Confiance et responsabilité
Comment emprunter quelques centaines d’euros pour changer sa machine à laver ou faire des travaux de rénovation quand on a peu d’argent ? C’est pour répondre à ce besoin grandissant que les Communautés Autofinancées ont vu le jour. Inspiré du système des tontines au Sénégal et des bankomunales au Venezuela, le concept a été importé et transformé en Espagne par Jean-Claude Rodriguez Ferrera, fondateur en 2004 de l’ACAF (Association pour les communautés autofinancées).
Constitué d’environ 10 à 30 membres, une CAF est un groupe d’épargnants de proximité. La plupart se connaissent. Ils sont amis, parents, voisins… Tous épargnent en faveur du groupement, à leur rythme et selon leurs moyens. C’est là une différence avec les tontines, plus rigides, au sein desquelles le montant de l’épargne est fixé à l’avance et perçu à échéances régulières fixes. La confiance entre les épargnants est une des clefs de la de la communauté autofinancée. Autant d’ailleurs que le sentiment de responsabilité de chacun. « Ma responsabilité concernant l’argent est beaucoup plus grande au sein d’un groupe de personnes que je connais que vis-à-vis d’une institution sans visage » souligne David Schurjin de l’ACAF.
Un (vrai) réseau social
Chaque mois, les membres de la CAF se réunissent pour réaliser les opérations financières : versement d’épargne, emprunts… Un membre peut contracter un crédit quand il le désire, moyennant un taux d’intérêt mensuel de 1%, pourvu qu’il soit soutenu par deux garants issus de sa communauté. L’originalité du système est que chaque membre en est à la fois copropriétaire et bénéficiaire. Tous les ans, le produit des intérêts est partagé lors de l’assemblée générale. L’argent fructifie donc par, pour et dans la communauté. Autrement dit, pas d’apport extérieur émanant d’une institution bancaire comme c’est le cas pour le microcrédit traditionnel. C’est là la principale innovation du modèle.

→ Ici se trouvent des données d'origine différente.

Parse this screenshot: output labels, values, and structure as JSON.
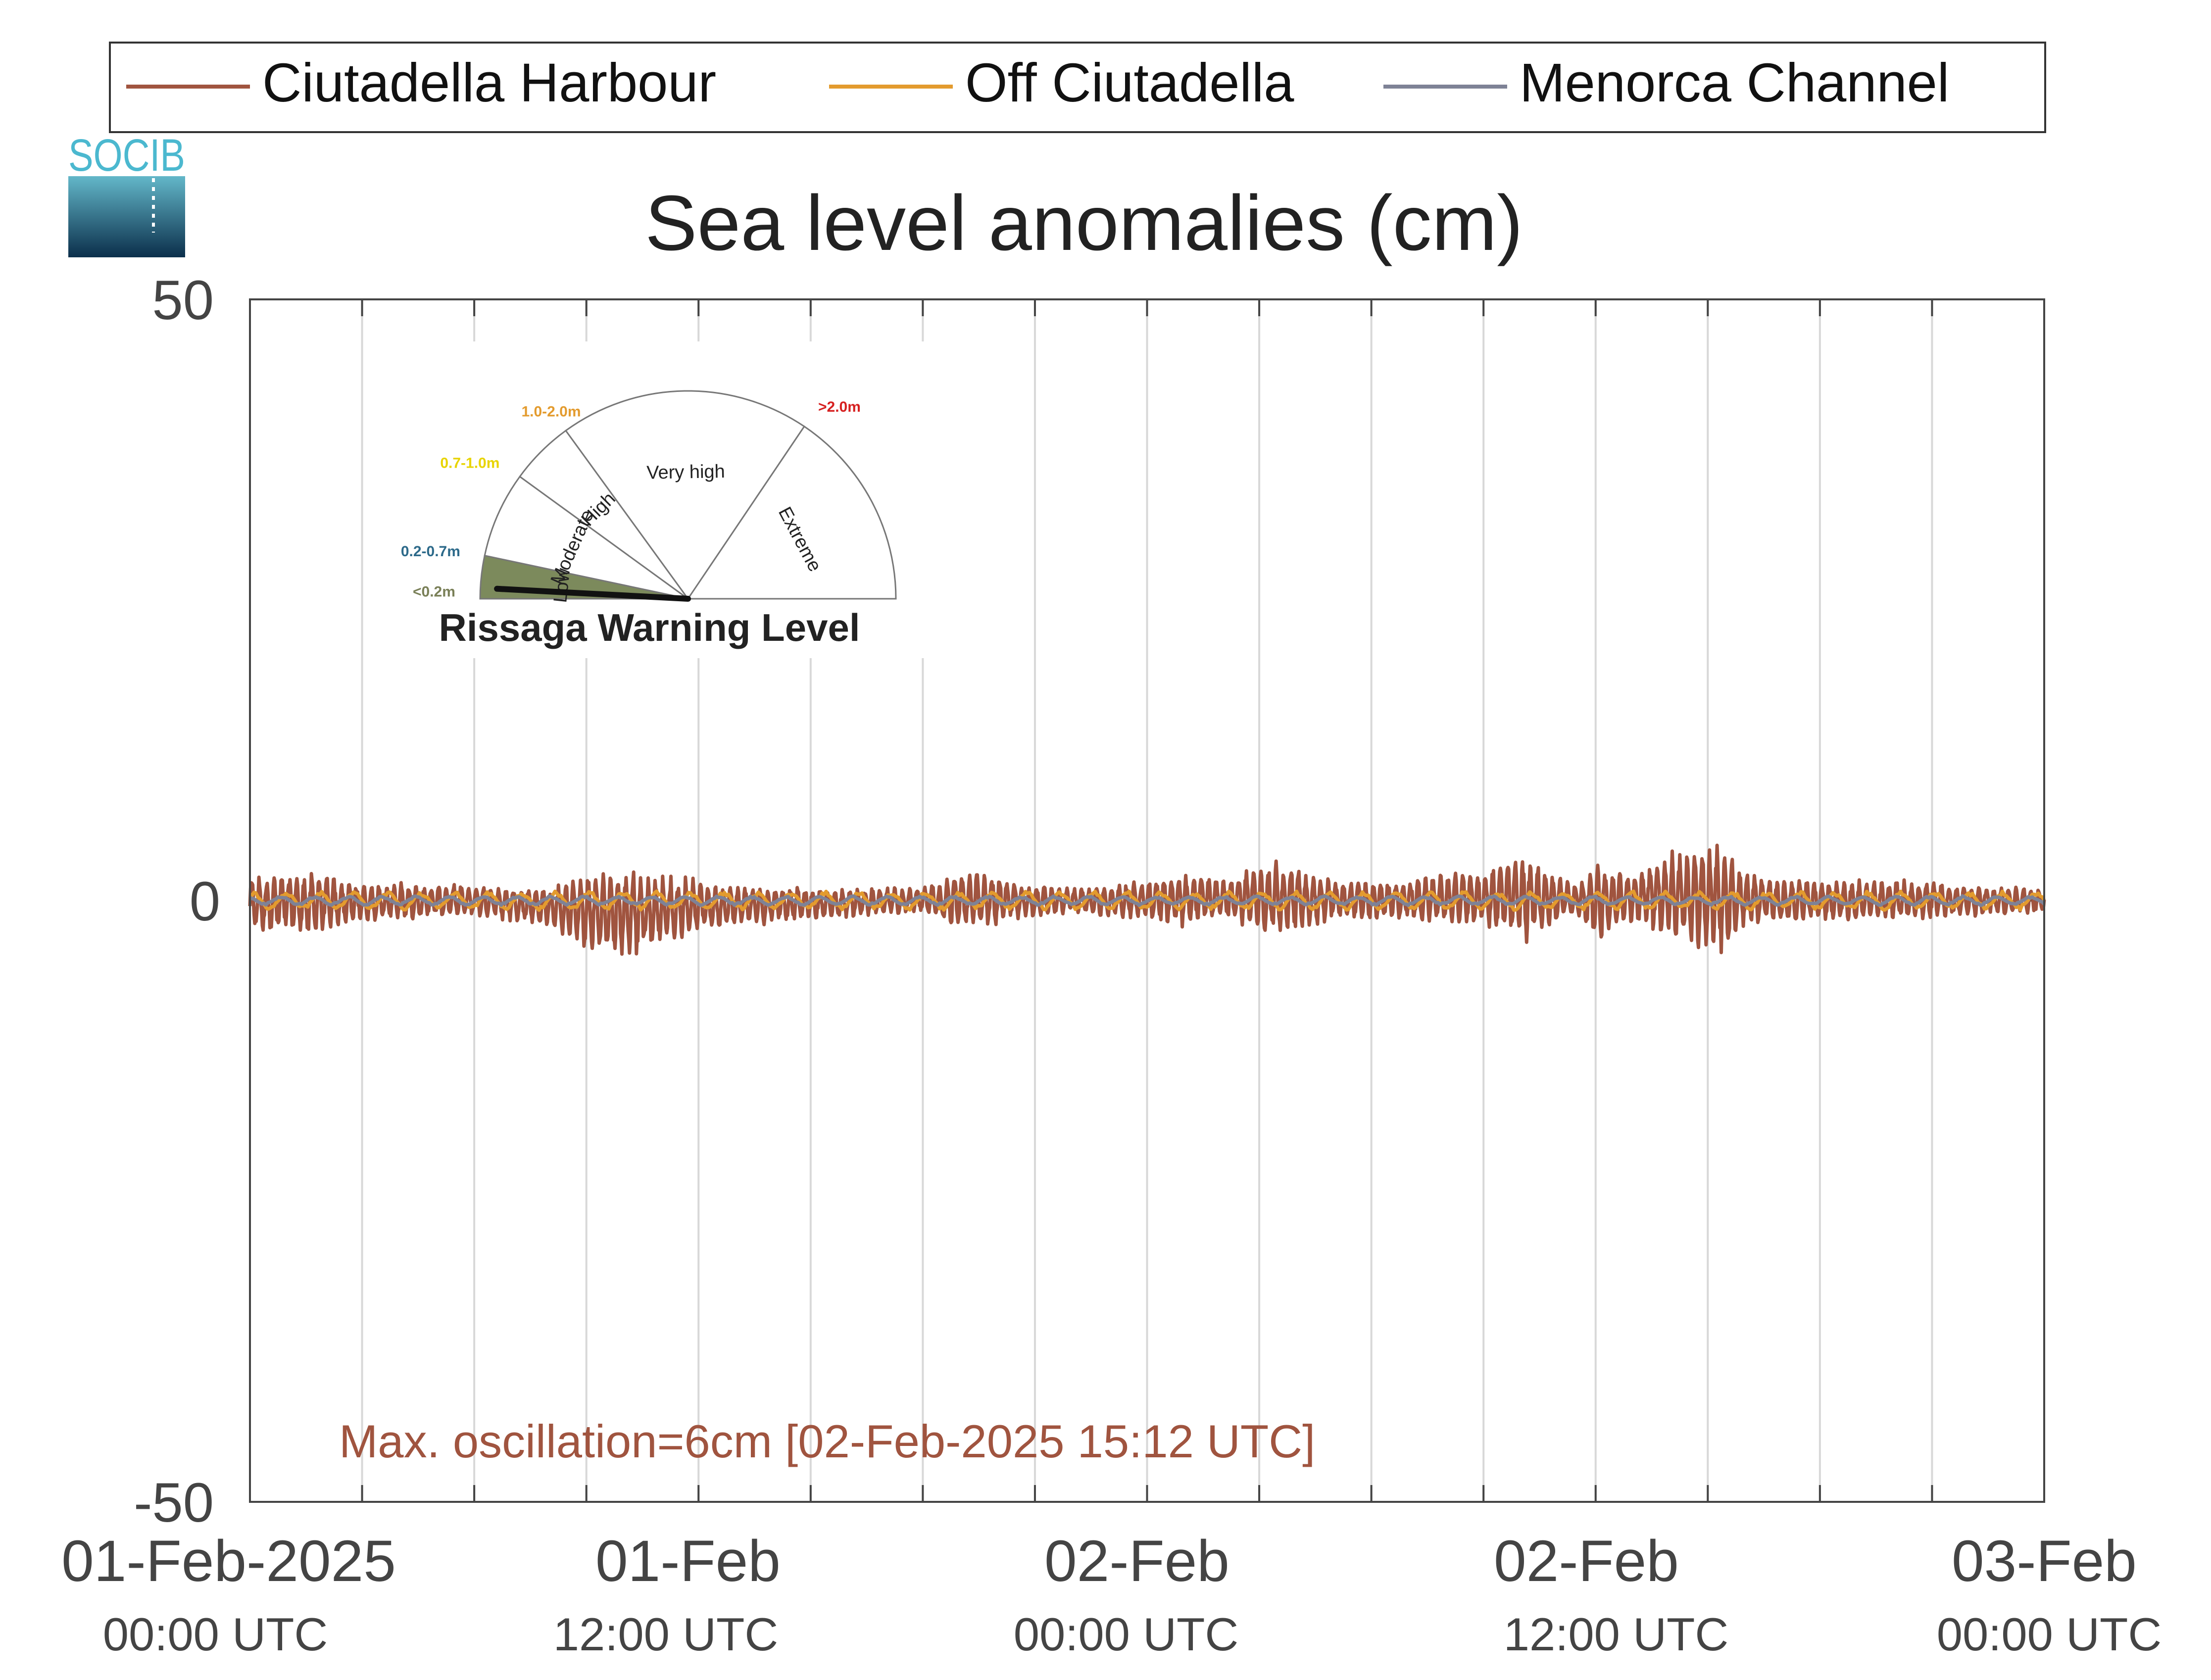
{
  "legend": {
    "items": [
      {
        "label": "Ciutadella Harbour",
        "color": "#a0543f"
      },
      {
        "label": "Off Ciutadella",
        "color": "#e39b2e"
      },
      {
        "label": "Menorca Channel",
        "color": "#7e8296"
      }
    ]
  },
  "logo": {
    "text": "SOCIB"
  },
  "gauge": {
    "title": "Rissaga Warning Level",
    "level": "Low",
    "sectors": [
      {
        "label": "Low",
        "range": "<0.2m",
        "range_color": "#7a8058",
        "fill": "#7c8a5c"
      },
      {
        "label": "Moderate",
        "range": "0.2-0.7m",
        "range_color": "#2d6a8a",
        "fill": "#ffffff"
      },
      {
        "label": "High",
        "range": "0.7-1.0m",
        "range_color": "#e8d400",
        "fill": "#ffffff"
      },
      {
        "label": "Very high",
        "range": "1.0-2.0m",
        "range_color": "#e39b2e",
        "fill": "#ffffff"
      },
      {
        "label": "Extreme",
        "range": ">2.0m",
        "range_color": "#d62020",
        "fill": "#ffffff"
      }
    ]
  },
  "chart_data": {
    "type": "line",
    "title": "Sea level anomalies (cm)",
    "xlabel": "",
    "ylabel": "",
    "ylim": [
      -50,
      50
    ],
    "yticks": [
      -50,
      0,
      50
    ],
    "xlim_hours": [
      0,
      48
    ],
    "grid_x_every_hours": 3,
    "grid": true,
    "legend_position": "top",
    "xtick_labels": [
      {
        "hour": 0,
        "date": "01-Feb-2025",
        "time": "00:00 UTC"
      },
      {
        "hour": 12,
        "date": "01-Feb",
        "time": "12:00 UTC"
      },
      {
        "hour": 24,
        "date": "02-Feb",
        "time": "00:00 UTC"
      },
      {
        "hour": 36,
        "date": "02-Feb",
        "time": "12:00 UTC"
      },
      {
        "hour": 48,
        "date": "03-Feb",
        "time": "00:00 UTC"
      }
    ],
    "series": [
      {
        "name": "Ciutadella Harbour",
        "color": "#a0543f",
        "amplitude_envelope": {
          "hours": [
            0,
            1.5,
            3,
            6,
            8,
            9,
            10,
            12,
            13,
            15,
            18,
            19,
            21,
            22,
            24,
            25,
            26,
            27,
            27.5,
            29,
            31,
            32,
            33,
            34,
            35,
            35.5,
            36,
            37,
            38,
            38.8,
            39.5,
            40,
            42,
            44,
            46,
            48
          ],
          "values": [
            2,
            2.5,
            1.5,
            1.2,
            1.5,
            3,
            3.5,
            2,
            1.5,
            1.2,
            1,
            2.5,
            1.2,
            1,
            1.5,
            2,
            1.5,
            2.5,
            3,
            1.5,
            1.5,
            2,
            2,
            3.5,
            1.8,
            1.5,
            3,
            2,
            3.5,
            4,
            4.5,
            2,
            1.5,
            1.5,
            1.2,
            1
          ]
        },
        "offset_envelope": {
          "hours": [
            0,
            6,
            8,
            9,
            10,
            12,
            18,
            24,
            26,
            27.5,
            30,
            34,
            36,
            38,
            39,
            41,
            48
          ],
          "values": [
            -0.3,
            0,
            -0.5,
            -1,
            -1,
            -0.5,
            0,
            0,
            0.2,
            0.2,
            0,
            0.3,
            0,
            0.5,
            0.3,
            0,
            0
          ]
        }
      },
      {
        "name": "Off Ciutadella",
        "color": "#e39b2e",
        "amplitude_cm": 0.8
      },
      {
        "name": "Menorca Channel",
        "color": "#7e8296",
        "amplitude_cm": 0.4
      }
    ],
    "annotation": {
      "text": "Max. oscillation=6cm [02-Feb-2025 15:12 UTC]",
      "color": "#a0543f"
    }
  }
}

Autre différence : le taux d’intérêt. Marginal au sein des CAF, il se distingue de celui exorbitant pratiqué par certains usuriers ayant instrumentalisé et dévoyé le microcrédit des origines. Enfin, l’emprunt au sein d’une communauté autofinancée n’est pas conditionné au démarrage d’une activité. « Les CAF vont plus loin que le microcrédit. Elles montrent que les personnes à bas revenus peuvent épargner seules et gérer elles-mêmes leur épargne » explique Abdoulaye Fall, fondateur d’une CAF à Barcelone. « 70% des gens disent que l’argent n’est pas la priorité mais qu’ils apprécient d’avoir un réseau social »(1). La communauté partage plus que de l’argent. Les membres d’une CAF se rendent ainsi toute sorte de services comme un coup de main en mécanique ou bien du baby-sitting.
Emules en Europe et ailleurs
Si dans leurs premières années, les CAF ont rencontré une certaine résistance culturelle en Espagne, le modèle y essaime aujourd’hui. Le pays compte à ce jour quelque 50 communautés autofinancées. Et celles-ci font désormais des émules en Europe, notamment au Portugal, en Belgique et en Turquie, et même au-delà, en Afrique et Amérique Latine.
Pour se développer plus encore, l’ACAF souhaite intégrer la planète smartphone. Jean-Claude Rodriguez-Ferrera et Abdoulaye Fall travaillent actuellement au développement d’une application. « Ce sera un outil fondamental de co-développement. La stratégie, c’est de permettre la création de millions de petits groupes » confient-t-ils enthousiastes. « Imaginez par exemple 30 millions de groupes de 30 personnes, tous autogérés »(2).
(1) et (2) : extraits du livre 1 million de révolutions tranquilles de Bénédicte Manier, éditions Les Liens qui Libèrent.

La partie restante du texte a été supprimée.